Roma: Ignazio Marino, assoluzione piena tra soddisfazione e rimpianto

Assoluzione piena per l’ex sindaco di Roma; resta il rimpianto per quanto causato da una vicenda giudiziaria basata sul nulla

Ignazio Marino

Esultanza per l'assoluzione definitiva dell'ex sindaco di Roma, Ignazio Marino, che esce da una  vicenda in cui era rimasto coinvolto nel 2015. Era stato inquisito, infatti, e successivamente processato con l'accusa di peculato e falso per quelle che risultavano essere una cinquantina di cene pagate attraverso l'utilizzo della carta di credito che gli fu rilasciata durante il suo mandato dall'amministrazione capitolina.

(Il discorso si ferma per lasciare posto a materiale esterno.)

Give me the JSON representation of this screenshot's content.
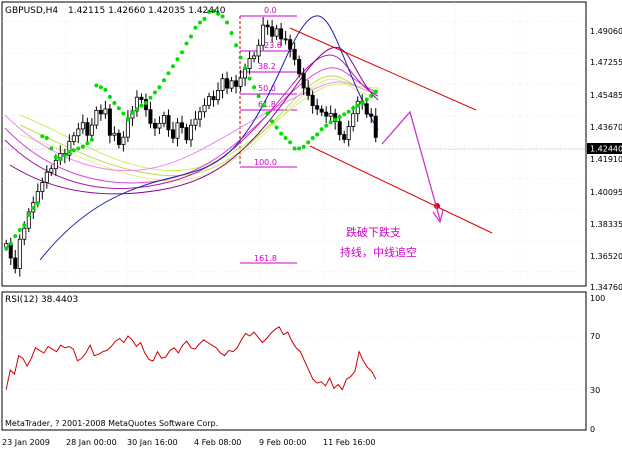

Se in primo grado fu assolto, in appello venne condannato a due anni di reclusione mentre oggi interviene la sentenza della Cassazione che annullando senza rinvio la precedente condanna a due anni di reclusione, perché il fatto non sussiste, restituisce a Marino la sua tranquillità e serenità tanto più che lo stesso Procuratore Generale, Mariella De Masellis, in udienza ne aveva richiesto l'assoluzione. Formula di assoluzione piena nei confronti dell'ex sindaco di Roma, Ignazio Marino, dopo la quale resta il danno, politico e personale, prodotto dalla gogna mediatica cui è stato sottoposto, condannato ancor prima di essere processato.

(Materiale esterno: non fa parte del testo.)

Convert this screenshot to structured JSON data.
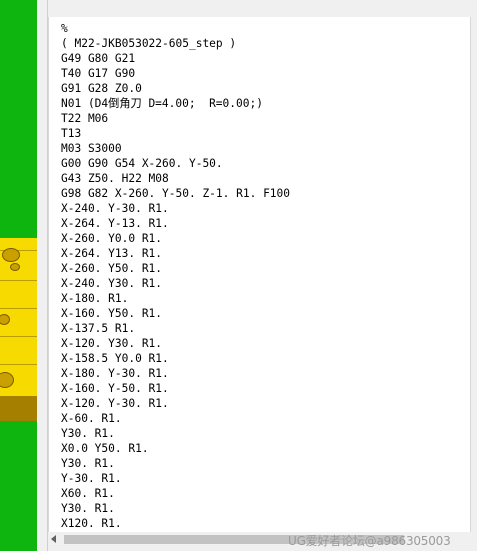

Inutile dire o riportare delle frasi di esultanza da parte dello stesso o del suo legale, piuttosto rimane il dubbio di come, ancora una volta, si possa andare dalla condanna all'assoluzione piena in un sistema giuridico che, in ogni grado di giudizio, dovrebbe applicare le medesime leggi, l'identica valutazione dei fatti, con gli stessi strumenti che le leggi mettono a disposizione dei giudici; eppure, nonostante tutto, è lapalissiano che tutto ciò non avvenga, portando ad una distorsione del sistema giuridico e dei suoi risultati a tutto svantaggio e danno dell'imputato che resta invischiato, come una mosca nella ragnatela, in un sistema che appare sempre più perverso e nel quale deve sperare soltanto di poterne uscire indenne dopo tre gradi di giudizio.

Ci si chiede, infatti, se quella benda sugli occhi la giustizia la indossi per non provare orrore nel guardare i propri errori. Proudhon, filosofo anarchico della Francia dell'800, diceva che "la giustizia è la stella centrale che governa la società, il polo intorno al quale ruota il mondo politico, il principio e la regola di tutte le transazioni. Nulla avviene fra gli uomini che non sia in nome del diritto, nulla senza invocare la giustizia;" come sosteneva Piero Calamandrei "Per trovar la giustizia bisogna esserle fedeli: essa, come tutte le divinità, si manifesta soltanto a chi ci crede" e Marino ha creduto con fede che l'amministrazione della giustizia avrebbe sortito il risultato sperato. Sul destino politico dell'ex sindaco di Roma ora potrebbero aprirsi nuovi scenari e potrebbe alzarsi il sipario di un palco che, finora, è stato occultato a causa delle sue vicende giudiziarie.

Cosa accadrà nel PD? Ma soprattutto quali saranno i progetti di Marino su Roma? Il suo mandato, al di là delle vicende appena terminate, non sembra essere stato tra i più brillanti e Roma con le sue pecche e i suoi vezzi si è ritrovata ad essere lasciata a sé stessa in uno scenario che si ripeteva da anni. Certamente con la Raggi le cose non vanno meglio ma, almeno, bisogna riconoscerle la buona intenzione di mettere mano ad un sistema di amministrazione della città che è ormai arrivato al capolinea e del quale Marino, assieme a tanti altri che lo hanno preceduto, è stato l'artefice o forse il colpevole; si, perché, per usare ancora le parole di Calamandrei " Non si confonda la giustizia in senso giuridico, che vuol dire conformità delle leggi, con la giustizia in senso morale che dovrebbe essere tesoro comune di tutti gli uomini civili, qualunque sia la professione che essi esercitano nella vita pratica."

Da un lato quindi la soddisfazione di una piena assoluzione e l'amaro in bocca per una vicenda, a quanto pare, fondata sul nulla; il rimpianto di essere stato costretto ad una "fuga" politica e l'orgoglio di aver provato quanto sempre detto sulla propria estraneità ai fatti contestati. E “Se noi conosciamo che errare è dell'uomo non è crudeltà sovrumana la giustizia?”, per usare le parole di Pirandello; forse in questo caso no.